DeVos, a major contributor to GOP politicians, has an extensive record of supporting vouchers and other forms of choice in Michigan. She’s also been involved in debates about charter schools and charter accountability there.
It’s been a tough political year in some respects for Weingarten, the AFT, and teachers’ unions in general. The AFT and the National Education Association got behind Democratic presidential nominee Hillary Clinton very early and vigorously supported her candidacy. (To get a taste of Weingarten’s thinking during the election, you can check out my story on a day she spent at the Democratic National Convention in July.)
With Clinton’s defeat, and Democrats in the minority in statehouses and governors’ mansions across the country, the unions face tricky political terrain over the next few years. However, both unions were supporters of ESSA, and they’re pushing to ensure that states embrace their priorities as education departments formulate their ESSA plans.
It’s for that reason and others that Weingarten said she’s so alarmed about DeVos, saying in her prepared remarks, “At every critical moment, she has tried to take the ‘public’ out of public education.” DeVos has shown no interest in charter accountability in Michigan, Weingarten said—her backers counter that DeVos does indeed support tough accountability for failing charters in Detroit.
Weingarten also took the time to scold Trump directly, saying that while her union and the president-elect agreed about the importance of career and technical education, Trump was wrong when he said on the campaign trail that America no longer does it, citing schools in Illinois, Ohio, and elsewhere that connect students to career opportunities in manufacturing and emergency services. She highlighted other examples of what she considered productive work in education, including district-union collaboration in Los Angeles suburbs, the union’s work in McDowell County, W.Va., and a parent-mentor program in Chicago.

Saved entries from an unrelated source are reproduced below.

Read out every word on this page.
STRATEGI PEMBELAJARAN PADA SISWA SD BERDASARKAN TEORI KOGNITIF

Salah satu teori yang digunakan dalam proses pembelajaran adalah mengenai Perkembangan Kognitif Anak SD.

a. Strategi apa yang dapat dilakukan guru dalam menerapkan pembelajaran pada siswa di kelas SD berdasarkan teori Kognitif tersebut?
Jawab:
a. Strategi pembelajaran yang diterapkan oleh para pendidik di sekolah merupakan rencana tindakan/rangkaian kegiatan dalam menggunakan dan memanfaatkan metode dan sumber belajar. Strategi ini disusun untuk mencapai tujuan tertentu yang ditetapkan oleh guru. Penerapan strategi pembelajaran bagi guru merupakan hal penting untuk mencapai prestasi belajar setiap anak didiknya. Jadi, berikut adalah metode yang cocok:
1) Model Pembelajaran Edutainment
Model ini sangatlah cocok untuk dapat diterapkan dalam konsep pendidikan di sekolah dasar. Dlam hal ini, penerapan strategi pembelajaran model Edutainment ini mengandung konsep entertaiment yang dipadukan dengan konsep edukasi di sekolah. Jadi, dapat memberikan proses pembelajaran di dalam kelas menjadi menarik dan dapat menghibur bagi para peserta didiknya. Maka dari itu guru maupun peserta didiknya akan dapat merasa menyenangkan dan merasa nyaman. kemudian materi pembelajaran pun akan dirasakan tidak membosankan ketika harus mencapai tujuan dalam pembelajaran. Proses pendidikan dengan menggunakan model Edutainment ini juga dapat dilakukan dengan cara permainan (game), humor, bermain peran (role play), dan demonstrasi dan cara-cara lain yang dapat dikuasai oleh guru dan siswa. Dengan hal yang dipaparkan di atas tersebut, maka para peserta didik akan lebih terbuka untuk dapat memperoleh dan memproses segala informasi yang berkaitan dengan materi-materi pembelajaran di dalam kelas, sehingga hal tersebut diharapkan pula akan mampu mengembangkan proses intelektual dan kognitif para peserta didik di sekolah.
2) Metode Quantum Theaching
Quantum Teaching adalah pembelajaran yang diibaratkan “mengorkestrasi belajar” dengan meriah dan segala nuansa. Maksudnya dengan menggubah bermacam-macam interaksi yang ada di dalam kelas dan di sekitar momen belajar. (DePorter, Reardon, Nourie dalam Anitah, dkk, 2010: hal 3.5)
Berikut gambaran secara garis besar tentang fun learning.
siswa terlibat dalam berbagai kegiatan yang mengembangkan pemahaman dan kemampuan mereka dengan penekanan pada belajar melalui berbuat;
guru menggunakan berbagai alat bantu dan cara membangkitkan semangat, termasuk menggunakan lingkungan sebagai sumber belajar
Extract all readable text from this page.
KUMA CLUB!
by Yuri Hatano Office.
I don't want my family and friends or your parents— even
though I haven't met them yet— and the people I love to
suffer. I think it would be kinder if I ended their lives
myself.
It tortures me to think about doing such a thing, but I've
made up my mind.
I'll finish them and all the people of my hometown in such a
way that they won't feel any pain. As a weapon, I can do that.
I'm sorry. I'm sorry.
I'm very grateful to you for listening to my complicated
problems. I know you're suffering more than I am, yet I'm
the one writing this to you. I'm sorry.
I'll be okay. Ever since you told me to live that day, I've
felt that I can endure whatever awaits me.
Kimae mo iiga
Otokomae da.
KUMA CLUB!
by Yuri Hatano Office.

Asked after her speech if she was worried that Congress would go along with a massive school choice expansion like the one Trump floated during the presidential campaign, Weingarten responded, “I am worried that Republicans will put party before country” and students.
“We’ve never raised this kind of objection” to an education secretary nominee, Weingarten added.
UPDATE: The leadership at the National Education isn’t any more excited about DeVos than its AFT colleagues are.
“I think from our perspective the nomination of Betsy DeVos is not about a person, it’s about an agenda that Donald Trump plans to pursue in his administration,” said Mary Kusler, the senior director of the NEA.
But Trump may have a tough time getting Congress to enact a large -scale voucher program along the lines of his $20 billion campaign proposal. thanks to opposition in his own party, she added. “Members on both sides of the aisle have consistently spoken out against the agenda,” she said.
She noted that amendments to allow Title I money and other federal funding to flow to private schools were introduced in both chambers during the debate over ESSA—and both times, the provisions failed to gain sufficient support to move forward. That was partly thanks to opposition from moderate Republicans and those from rural areas, such as Sens. Lisa Murkowski of Alaska and Deb Fisher of Nebraska.
What’s more, Kusler considers DeVos “the least-qualified person we have ever seen nominated for secretary of education. ... She’s nothing more than lobbyist and political donor.” And DeVos never attended or sent her own children to public schools—and so has no experience as a public school student or parent, Kusler said. Read the NEA’s letter opposing DeVos here.
The NEA is also opposing the nomination of Sen. Jeff Sessions, R-Ala., to serve as Trump’s attorney general, in part because of what they cite as his views on special education, and his track record on civil rights in Alabama. Read the organization’s letter to lawmakers on the pick here.